Il serait dommage d'en dévoiler plus sur l'intrigue qui ne semble jamais suivre de ligne droite mais parvient toujours à "retomber sur ses pattes" . Elle vaut surtout par l'écriture et l'attention qu'Adamsberg prête aux mots, les collectant soigneusement dans son carnet, avant de laisser agir ses "protopensées". On imagine très bien ce qu'un romancier "classique" aurait fait de cette histoire de vengeance par delà le temps, lui ôtant tout charme et toute poésie. Laissez-vous piéger par Fred Vargas  , c'est un pur bonheur !

27/10/2019

Mission hygge ...en poche

ça n'est pas parce qu'on est triste qu'on est obligé d'être malheureux."

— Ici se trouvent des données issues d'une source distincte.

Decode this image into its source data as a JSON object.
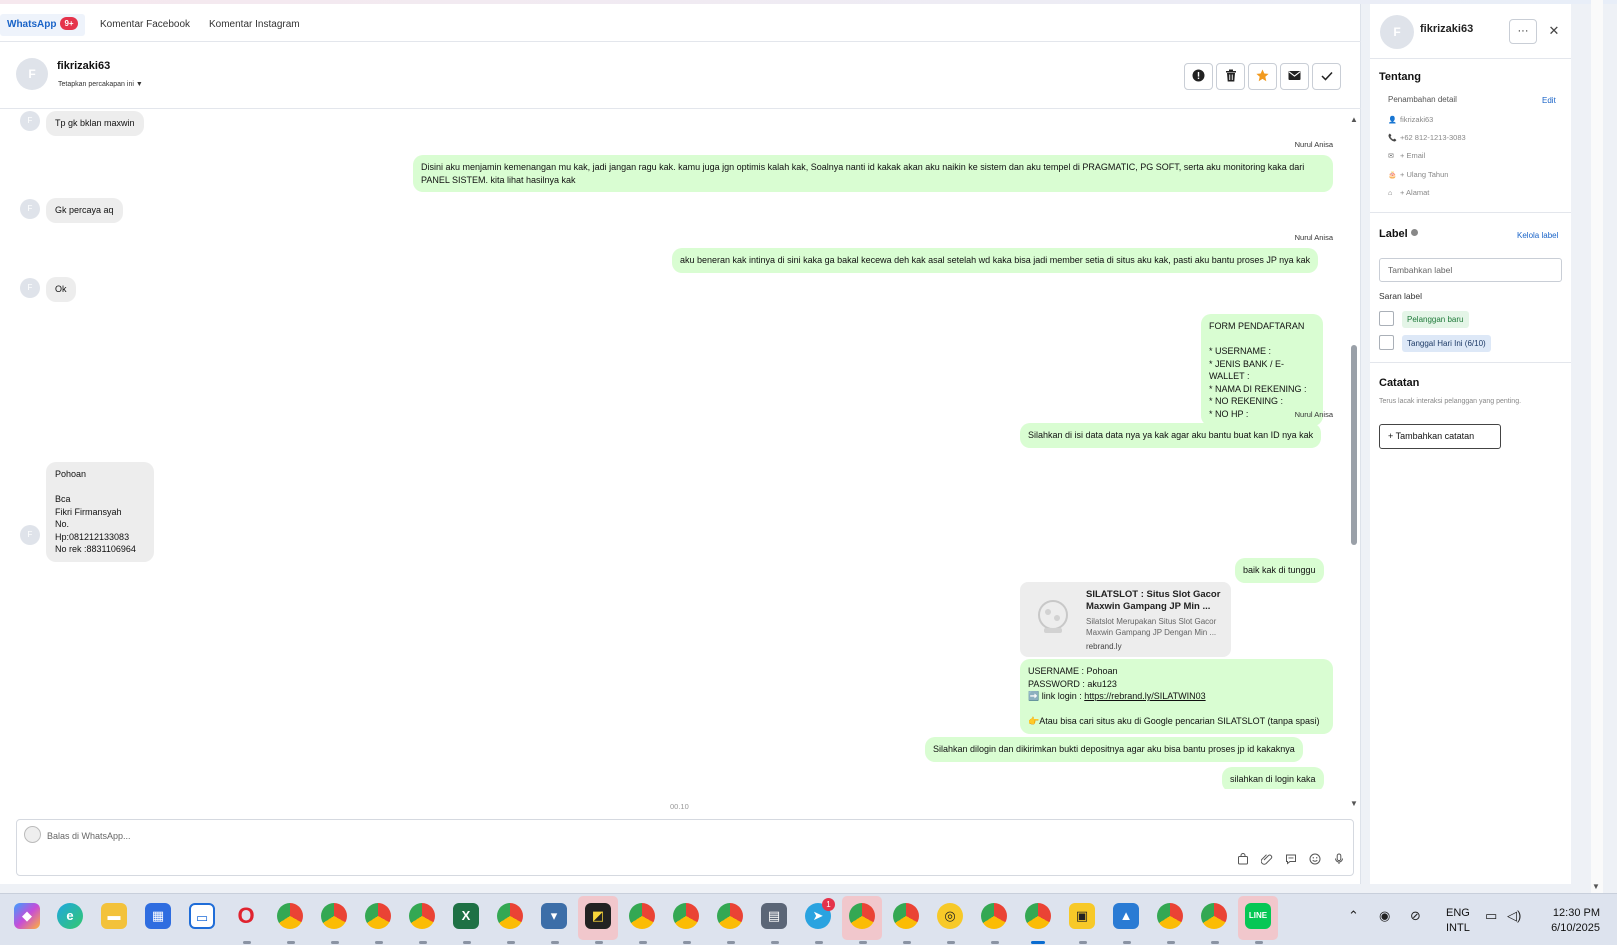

Plus habituée aux terrains de guerre qu'au confort douillet,  la journaliste Chloé Savigny est envoyée, bien contre son gré, enquêter sous couverture dans le  petit village danois de Gilleleje où les gens sont les plus heureux au monde .
Stressée, irritable, peu douée pour les relations sociales, souvent sarcastique, Chloé va peiner à trouver sa place au sein de la petite communauté danoise où elle va officier en tant que serveuse. Pourtant, peu à peu, à son corps défendant, Chloé va évoluer, s'ouvrir aux autres et admettre ses propres faiblesses.71enbneoIPL._AC_UY218_ML3_.jpg
Livre qui fait du bien, Mission Hygge remplit parfaitement son office tant son écriture est fluide, ses personnages sympathiques, même s'ils manquent un peu de profondeur, et sa lecture aisée sans tomber pour autant dans la facilité.
L'auteure sait nuancer son propos et ne fait pas du Danemark un pays de niais, bien au contraire. Elle souligne la rigueur des habitants mais aussi leur capacité à s'adapter aux conditions climatiques et aux difficultés en général. Elle n'omet également pas de préciser que le taux de suicide est hyper élevé dans ce pays , "Preuve que le bonheur n'est pas forcément contagieux."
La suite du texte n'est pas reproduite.